Deputy Prime Minister Teo Chee Hean posted about the attacks on his Facebook page:
The head of Britain's domestic spy agency MI5 warned that Islamist militants were planning other "mass casualty attacks against the West" and that intelligence services may be powerless to stop them.
Questions mounted as to how a pair well-known for militant views could have slipped through the net and attack Charlie Hebdo.
Cherif Kouachi was a known jihadist who was convicted in 2008 for involvement in a network sending fighters to Iraq. His older brother Said was known to have travelled to Yemen in 2011, where he received weapons training from Al-Qaeda in the Arabian Peninsula (AQAP).
The brothers were both flagged in a US database as terror suspects, and also on the no-fly list, meaning they were barred from flying into the United States, the officials said.
The ISIS group's radio praised them as "heroes" and Somalia's Shebab militants, Al-Qaeda's main affiliate in Africa, hailed the massacre as a "heroic" act.
The bloodbath at Charlie Hebdo, which had repeatedly lampooned the Prophet Muhammad, has sparked a global chorus of outrage, with impromptu and poignant rallies around the world in support of press freedom under the banner "jesuischarlie" (I am Charlie).
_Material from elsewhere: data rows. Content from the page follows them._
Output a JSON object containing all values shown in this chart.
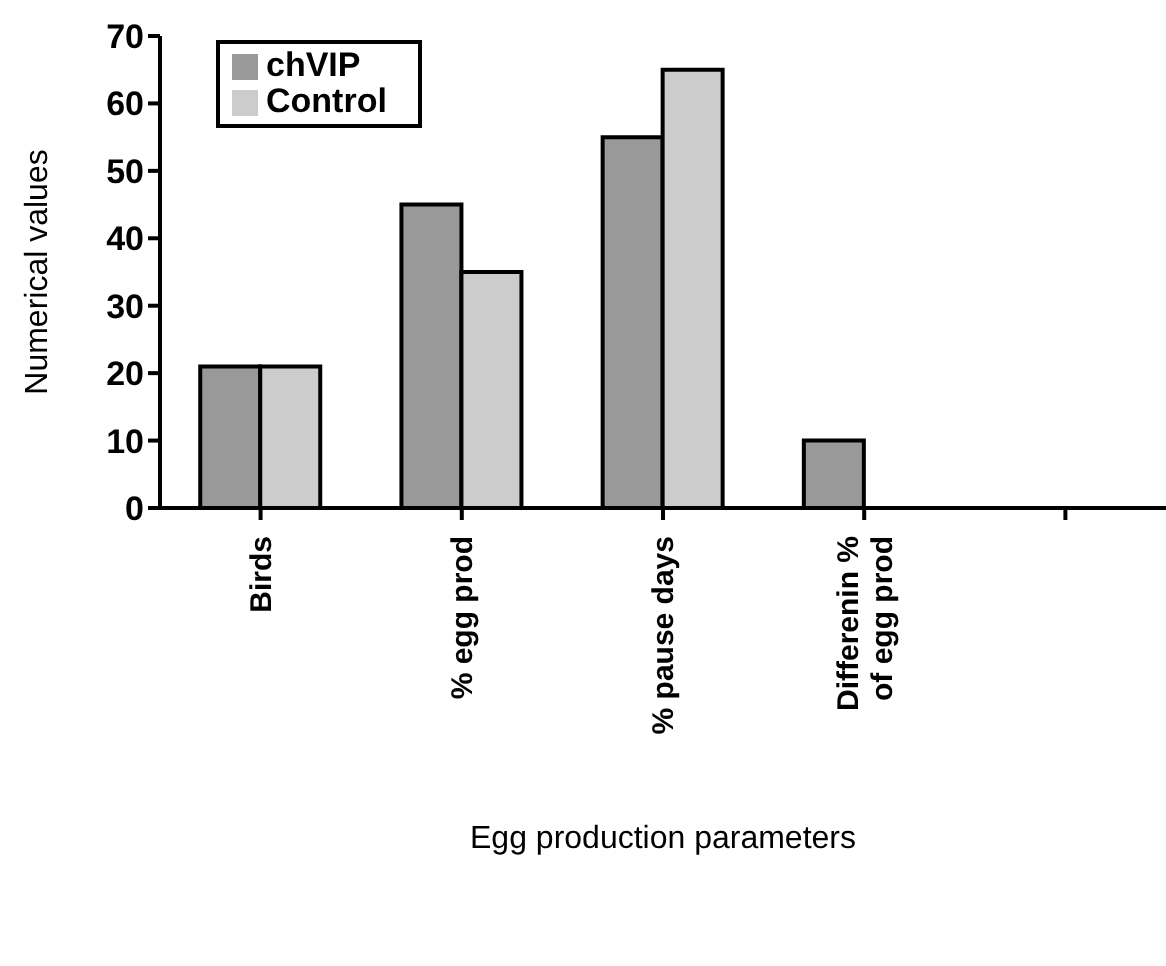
{
  "chart_data": {
    "type": "bar",
    "xlabel": "Egg production parameters",
    "ylabel": "Numerical values",
    "categories": [
      "Birds",
      "% egg prod",
      "% pause days",
      "Differenin % of egg prod",
      null
    ],
    "series": [
      {
        "name": "chVIP",
        "color": "#999999",
        "values": [
          21,
          45,
          55,
          10,
          null
        ]
      },
      {
        "name": "Control",
        "color": "#cccccc",
        "values": [
          21,
          35,
          65,
          null,
          null
        ]
      }
    ],
    "ylim": [
      0,
      70
    ],
    "yticks": [
      0,
      10,
      20,
      30,
      40,
      50,
      60,
      70
    ],
    "grid": false,
    "legend": "top left"
  }
}
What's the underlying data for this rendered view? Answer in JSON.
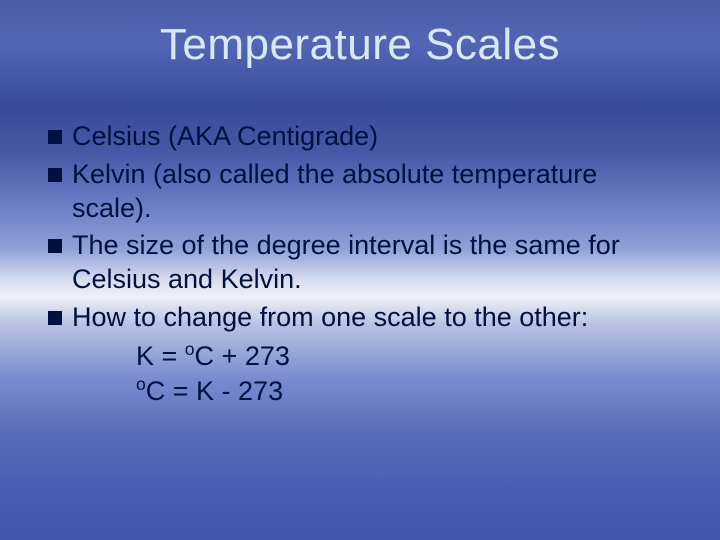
{
  "slide": {
    "title": "Temperature Scales",
    "title_color": "#d9e8f4",
    "title_fontsize": 44,
    "body_color": "#00113f",
    "body_fontsize": 27,
    "bullet_color": "#00113f",
    "bullets": [
      "Celsius (AKA Centigrade)",
      "Kelvin (also called the absolute temperature scale).",
      "The size of the degree interval is the same for Celsius and Kelvin.",
      "How to change from one scale to the other:"
    ],
    "formulas": {
      "line1_pre": "K = ",
      "line1_sup": "o",
      "line1_post": "C  +  273",
      "line2_sup": "o",
      "line2_post": "C = K - 273"
    },
    "background_gradient_stops": [
      "#4a5ba8",
      "#5266b5",
      "#384a9a",
      "#4658a5",
      "#6b7dc5",
      "#8fa0d8",
      "#d8deee",
      "#eef0f6",
      "#b8c3e3",
      "#7a8ccf",
      "#5a6dbb",
      "#4a5fb4",
      "#4256ac"
    ]
  }
}
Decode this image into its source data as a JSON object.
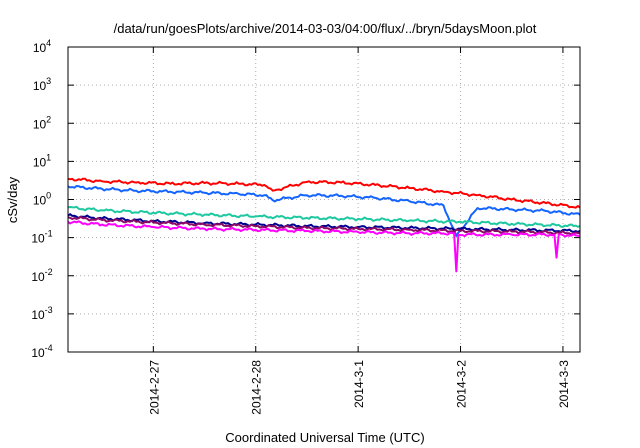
{
  "chart_data": {
    "type": "line",
    "title": "/data/run/goesPlots/archive/2014-03-03/04:00/flux/../bryn/5daysMoon.plot",
    "xlabel": "Coordinated Universal Time (UTC)",
    "ylabel": "cSv/day",
    "y_scale": "log",
    "ylim": [
      0.0001,
      10000
    ],
    "xlim": [
      "2014-02-26 04:00",
      "2014-03-03 04:00"
    ],
    "grid": true,
    "y_ticks": [
      {
        "base": "10",
        "exp": "4",
        "value": 10000
      },
      {
        "base": "10",
        "exp": "3",
        "value": 1000
      },
      {
        "base": "10",
        "exp": "2",
        "value": 100
      },
      {
        "base": "10",
        "exp": "1",
        "value": 10
      },
      {
        "base": "10",
        "exp": "0",
        "value": 1
      },
      {
        "base": "10",
        "exp": "-1",
        "value": 0.1
      },
      {
        "base": "10",
        "exp": "-2",
        "value": 0.01
      },
      {
        "base": "10",
        "exp": "-3",
        "value": 0.001
      },
      {
        "base": "10",
        "exp": "-4",
        "value": 0.0001
      }
    ],
    "x_ticks": [
      {
        "label": "2014-2-27",
        "value": "2014-02-27 00:00"
      },
      {
        "label": "2014-2-28",
        "value": "2014-02-28 00:00"
      },
      {
        "label": "2014-3-1",
        "value": "2014-03-01 00:00"
      },
      {
        "label": "2014-3-2",
        "value": "2014-03-02 00:00"
      },
      {
        "label": "2014-3-3",
        "value": "2014-03-03 00:00"
      }
    ],
    "series": [
      {
        "color": "#ff0000",
        "x": [
          "2014-02-26 04:00",
          "2014-02-26 12:00",
          "2014-02-26 20:00",
          "2014-02-27 04:00",
          "2014-02-27 12:00",
          "2014-02-27 20:00",
          "2014-02-28 02:00",
          "2014-02-28 04:00",
          "2014-02-28 12:00",
          "2014-02-28 20:00",
          "2014-03-01 04:00",
          "2014-03-01 12:00",
          "2014-03-01 20:00",
          "2014-03-02 04:00",
          "2014-03-02 12:00",
          "2014-03-02 20:00",
          "2014-03-03 04:00"
        ],
        "y": [
          3.5,
          3.0,
          2.8,
          2.6,
          2.7,
          2.6,
          2.4,
          1.7,
          2.9,
          2.8,
          2.4,
          2.0,
          1.6,
          1.3,
          1.0,
          0.8,
          0.62
        ]
      },
      {
        "color": "#1464ff",
        "x": [
          "2014-02-26 04:00",
          "2014-02-26 12:00",
          "2014-02-26 20:00",
          "2014-02-27 04:00",
          "2014-02-27 12:00",
          "2014-02-27 20:00",
          "2014-02-28 02:00",
          "2014-02-28 04:00",
          "2014-02-28 12:00",
          "2014-02-28 20:00",
          "2014-03-01 04:00",
          "2014-03-01 12:00",
          "2014-03-01 20:00",
          "2014-03-01 23:00",
          "2014-03-02 04:00",
          "2014-03-02 12:00",
          "2014-03-02 20:00",
          "2014-03-03 04:00"
        ],
        "y": [
          2.2,
          1.9,
          1.7,
          1.6,
          1.5,
          1.4,
          1.3,
          0.95,
          1.3,
          1.25,
          1.1,
          0.9,
          0.7,
          0.11,
          0.6,
          0.55,
          0.5,
          0.4
        ]
      },
      {
        "color": "#1ec8a0",
        "x": [
          "2014-02-26 04:00",
          "2014-02-26 12:00",
          "2014-02-27 00:00",
          "2014-02-27 12:00",
          "2014-02-28 00:00",
          "2014-02-28 12:00",
          "2014-03-01 00:00",
          "2014-03-01 12:00",
          "2014-03-02 00:00",
          "2014-03-02 12:00",
          "2014-03-03 04:00"
        ],
        "y": [
          0.62,
          0.52,
          0.45,
          0.4,
          0.36,
          0.33,
          0.31,
          0.28,
          0.26,
          0.23,
          0.2
        ]
      },
      {
        "color": "#000090",
        "x": [
          "2014-02-26 04:00",
          "2014-02-26 12:00",
          "2014-02-27 00:00",
          "2014-02-27 12:00",
          "2014-02-28 00:00",
          "2014-02-28 12:00",
          "2014-03-01 00:00",
          "2014-03-01 12:00",
          "2014-03-02 00:00",
          "2014-03-02 12:00",
          "2014-03-03 04:00"
        ],
        "y": [
          0.38,
          0.32,
          0.27,
          0.24,
          0.22,
          0.2,
          0.19,
          0.18,
          0.17,
          0.16,
          0.15
        ]
      },
      {
        "color": "#8c0a64",
        "x": [
          "2014-02-26 04:00",
          "2014-02-26 12:00",
          "2014-02-27 00:00",
          "2014-02-27 12:00",
          "2014-02-28 00:00",
          "2014-02-28 12:00",
          "2014-03-01 00:00",
          "2014-03-01 12:00",
          "2014-03-02 00:00",
          "2014-03-02 12:00",
          "2014-03-03 04:00"
        ],
        "y": [
          0.34,
          0.29,
          0.25,
          0.22,
          0.2,
          0.18,
          0.17,
          0.16,
          0.15,
          0.145,
          0.13
        ]
      },
      {
        "color": "#ff00ff",
        "x": [
          "2014-02-26 04:00",
          "2014-02-26 12:00",
          "2014-02-27 00:00",
          "2014-02-27 12:00",
          "2014-02-28 00:00",
          "2014-02-28 12:00",
          "2014-03-01 00:00",
          "2014-03-01 12:00",
          "2014-03-01 22:30",
          "2014-03-01 23:00",
          "2014-03-01 23:30",
          "2014-03-02 12:00",
          "2014-03-02 22:00",
          "2014-03-02 22:30",
          "2014-03-02 23:00",
          "2014-03-03 04:00"
        ],
        "y": [
          0.26,
          0.22,
          0.19,
          0.17,
          0.16,
          0.15,
          0.14,
          0.13,
          0.13,
          0.013,
          0.12,
          0.12,
          0.12,
          0.03,
          0.12,
          0.11
        ]
      }
    ]
  }
}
And as a politically divided and crisis-hit France sought to pull together in the wake of the tragedy, the head of the country's Muslim community - the largest in Europe - urged imams to condemn terrorism at Friday prayers.
In a highly unusual step, Mr Hollande met far-right leader Marine Le Pen at the Elysee Palace on Friday, as France geared up for a "Republican march" on Sunday expected to draw hundreds of thousands.
'Stupidity will not win'
Refusing to be cowed, the controversial Charlie Hebdo magazine plans a print run of one million copies next week instead of its usual 60,000, as journalists from all over the French media landscape piled in to help out the decimated staff.
The staff are working on the new issue, targeted for next Wednesday, at premises loaned by the newspaper Liberation.
"We are hosting them because they don't even have a pencil. Their computers and all their equipment have been sealed" in their bloodsoaked offices a few streets away, said one of the bosses of Liberation, Pierre Fraidenraich.
The massive print run is a sign of defiance after the attack left 12 people dead, including five of the newspaper's most prominent cartoonists. Among them was editor-in-chief Stephane Charbonnier.
"It's very hard. We are all suffering, with grief, with fear, but we will do it anyway because stupidity will not win," said columnist Patrick Pelloux.
The issue will be sold outside France and all proceeds are to go to the families of the 12 people murdered in the attack on the newspaper.